Nel procedimento dinanzi alla Corte, la SIAE ed il Governo italiano hanno sostenuto la tesi difensiva per cui l’obbligo di apposizione del contrassegno SIAE sui supporti contenenti opere dell’ingegno era già  previsto per i supporti cartacei (per esempio i libri), ben prima dell’entrata in vigore della direttiva. Le successive modifiche legislative apportate alla legge 633/1941 nel 1987 e nel 1994, erano semplicemente adeguamenti ai progressi tecnologici che hanno incluso nuovi supporti (per esempio i compact disc). Di conseguenza, non risultava necessario notificare alla Commissione le modifiche.
Ma la Corte ha affermato che l’obbligo di apposizione del contrassegno SIAE e’ stato introdotto dopo l’introduzione nel diritto comunitario dell’obbligo di comunicazione dei progetti di regole tecniche. Quindi, l’obbligo di cui trattasi avrebbe dovuto essere comunicato alla Commissione dalla Repubblica italiana.
La sentenza della Corte e’ ora vincolante per il giudice nazionale, quindi per il Tribunale di Forli’. Questi dovrà  eventualmente disapplicare la norma nazionale confliggente con la norma comunitaria e annullare il procedimento a carico del Sig. Schwibbert (quanto meno per il reato di cui all’art. 171 ter n. 1 lett. c); inoltre, il valore vincolante della pronuncia della Corte si imporrà  anche ai giudici che dovessero esaminare il caso in una successiva fase della procedura. Infine, la sentenza avrà  efficacia anche al di fuori del contesto che l’ha provocata, per divenire vincolante nei confronti di altri giudici che saranno tenuti ad applicarla in futuro.
Alla luce di quanto detto sinora, viene il dubbio che l’obbligo di apporre il contrassegno SIAE sui compact disc, “fatto uscire dalla porta potrebbe rientrare dalla finestra”. Ovvero, basterebbe notificarne ora alla Commissione la relativa bozza di regola tecnica. Forse non e’ cosi’ semplice. E’ in vigore un’ulteriore direttiva comunitaria, menzionata anch’essa nella sentenza della Corte in questione, in cui si annida il vero punctum dolens per il contrassegno SIAE. Nei considerando di questa direttiva si legge: « […] negli Stati membri si rilevano norme e prassi diverse in materia di tutela giuridica del diritto di autore […] tali differenze possono provocare il sorgere di barriere commerciali e distorsioni della concorrenza […] vi e’ il pericolo che le accennate differenze di tutela giuridica si approfondiscano in seguito all’emanazione, negli Stati membri, di nuove e difformi disposizioni legislative ovvero all’emergere di interpretazioni giurisprudenziali divergenti […] tali differenze devono essere eliminate per realizzare l’obiettivo dell’articolo 8 A del trattato, il quale prevede l’instaurazione di uno spazio senza frontiere interne, in modo da creare un regime inteso a garantire che la concorrenza non sia falsata nel mercato comune, come prescritto dall’articolo 3, lettera f) del trattato. »

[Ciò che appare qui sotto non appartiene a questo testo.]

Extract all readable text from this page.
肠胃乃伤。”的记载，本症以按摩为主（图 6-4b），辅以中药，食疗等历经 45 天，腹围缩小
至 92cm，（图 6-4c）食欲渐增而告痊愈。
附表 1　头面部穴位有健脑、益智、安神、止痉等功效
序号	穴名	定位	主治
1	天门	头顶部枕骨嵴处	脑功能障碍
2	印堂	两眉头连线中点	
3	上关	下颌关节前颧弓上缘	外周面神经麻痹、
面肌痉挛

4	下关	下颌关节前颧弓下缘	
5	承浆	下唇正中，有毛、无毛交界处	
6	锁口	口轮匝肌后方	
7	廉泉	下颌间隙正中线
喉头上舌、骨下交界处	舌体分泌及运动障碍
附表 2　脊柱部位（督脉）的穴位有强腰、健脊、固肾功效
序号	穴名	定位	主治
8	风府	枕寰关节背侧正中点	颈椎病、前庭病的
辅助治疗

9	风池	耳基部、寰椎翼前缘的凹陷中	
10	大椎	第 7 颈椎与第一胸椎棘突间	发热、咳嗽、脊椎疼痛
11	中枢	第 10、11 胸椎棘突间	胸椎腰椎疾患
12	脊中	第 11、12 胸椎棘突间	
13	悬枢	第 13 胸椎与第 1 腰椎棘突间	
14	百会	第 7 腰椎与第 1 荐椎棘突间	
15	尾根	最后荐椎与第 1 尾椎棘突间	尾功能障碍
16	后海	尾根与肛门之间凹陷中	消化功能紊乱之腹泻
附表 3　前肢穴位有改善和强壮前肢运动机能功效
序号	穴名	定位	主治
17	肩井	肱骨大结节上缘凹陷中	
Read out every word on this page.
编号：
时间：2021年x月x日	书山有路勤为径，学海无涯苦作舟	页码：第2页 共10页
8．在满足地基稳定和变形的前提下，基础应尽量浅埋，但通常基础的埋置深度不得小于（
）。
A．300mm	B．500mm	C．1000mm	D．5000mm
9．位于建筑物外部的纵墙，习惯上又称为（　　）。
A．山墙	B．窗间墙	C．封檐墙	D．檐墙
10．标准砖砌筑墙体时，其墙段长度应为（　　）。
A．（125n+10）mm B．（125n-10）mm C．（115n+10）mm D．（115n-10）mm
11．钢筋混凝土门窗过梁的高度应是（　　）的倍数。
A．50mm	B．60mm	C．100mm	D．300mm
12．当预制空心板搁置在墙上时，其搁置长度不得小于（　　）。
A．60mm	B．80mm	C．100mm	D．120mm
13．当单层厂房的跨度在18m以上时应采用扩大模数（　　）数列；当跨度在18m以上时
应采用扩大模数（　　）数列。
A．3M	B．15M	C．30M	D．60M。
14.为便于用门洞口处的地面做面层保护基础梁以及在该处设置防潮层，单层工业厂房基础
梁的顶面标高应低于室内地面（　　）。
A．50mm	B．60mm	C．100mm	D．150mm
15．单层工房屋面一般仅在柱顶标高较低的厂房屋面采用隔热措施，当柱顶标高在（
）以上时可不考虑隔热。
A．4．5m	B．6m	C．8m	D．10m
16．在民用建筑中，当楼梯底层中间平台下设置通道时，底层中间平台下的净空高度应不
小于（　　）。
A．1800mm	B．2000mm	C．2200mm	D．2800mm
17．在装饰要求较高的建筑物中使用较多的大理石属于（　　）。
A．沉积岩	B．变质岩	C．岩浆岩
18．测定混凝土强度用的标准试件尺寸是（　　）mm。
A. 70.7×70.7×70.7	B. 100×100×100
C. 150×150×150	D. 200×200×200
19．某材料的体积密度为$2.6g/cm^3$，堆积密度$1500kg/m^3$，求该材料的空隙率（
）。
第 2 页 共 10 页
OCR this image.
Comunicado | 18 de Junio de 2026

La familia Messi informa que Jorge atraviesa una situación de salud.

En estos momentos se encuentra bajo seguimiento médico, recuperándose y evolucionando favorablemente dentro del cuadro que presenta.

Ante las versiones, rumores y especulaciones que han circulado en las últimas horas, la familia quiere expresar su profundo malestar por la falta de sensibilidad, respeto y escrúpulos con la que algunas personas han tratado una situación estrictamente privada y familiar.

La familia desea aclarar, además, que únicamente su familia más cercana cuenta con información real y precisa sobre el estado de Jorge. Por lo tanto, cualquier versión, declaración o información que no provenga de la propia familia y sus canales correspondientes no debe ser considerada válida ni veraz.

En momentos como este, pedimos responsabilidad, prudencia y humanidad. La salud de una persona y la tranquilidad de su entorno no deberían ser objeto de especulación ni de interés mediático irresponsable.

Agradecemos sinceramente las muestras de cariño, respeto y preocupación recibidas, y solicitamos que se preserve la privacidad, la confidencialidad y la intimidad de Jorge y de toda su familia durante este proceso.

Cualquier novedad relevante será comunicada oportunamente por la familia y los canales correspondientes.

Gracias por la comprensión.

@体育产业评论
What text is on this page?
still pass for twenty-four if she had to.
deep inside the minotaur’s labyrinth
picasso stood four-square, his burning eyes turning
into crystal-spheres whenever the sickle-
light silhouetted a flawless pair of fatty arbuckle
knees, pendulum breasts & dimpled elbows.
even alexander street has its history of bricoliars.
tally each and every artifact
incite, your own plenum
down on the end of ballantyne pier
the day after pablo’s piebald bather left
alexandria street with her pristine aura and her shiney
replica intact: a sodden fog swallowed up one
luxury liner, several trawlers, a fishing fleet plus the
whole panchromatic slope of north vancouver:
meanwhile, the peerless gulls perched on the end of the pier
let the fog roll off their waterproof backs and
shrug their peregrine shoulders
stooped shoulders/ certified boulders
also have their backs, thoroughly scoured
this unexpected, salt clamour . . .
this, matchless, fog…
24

I principi appena enunciati sarebbero tutti avversi l’attuale impostazione giuridica dell’obbligo di apporre il contrassegno SIAE in generale su tutti i supporti contenenti opere e non solo sui compact disc; vuol dire anzitutto che la Commissione potrebbe facilmente respingerne (anche ora) una eventuale bozza di regola tecnica e che la Corte potrebbe, con un’altra pregiudiziale, dichiararne il conflitto non piu’ solo specifico per i compact disc ma per tutti i supporti contenenti opere.
E’ certo che, alla luce della sentenza della Corte dello scorso 8 novembre, non si incorre ora in sanzioni penali e amministrative per mancata apposizione del contrassegno sui compact disc, tranne se non ci si e’ contrattualmente obbligati con la SIAE a farlo.
Anche questa vicenda sottolinea il fondamentale principio per cui le leggi nazionali, quindi la legge 633 del 1941 nell’ambito del diritto d’autore, devono essere sempre interpretate e relazionate (non solo in sede giudiziale) in funzione delle disposizioni normative comunitarie e internazionali che, collocandosi al di sopra di esse nella gerarchia delle fonti, ne possono modificare l’assetto normativo.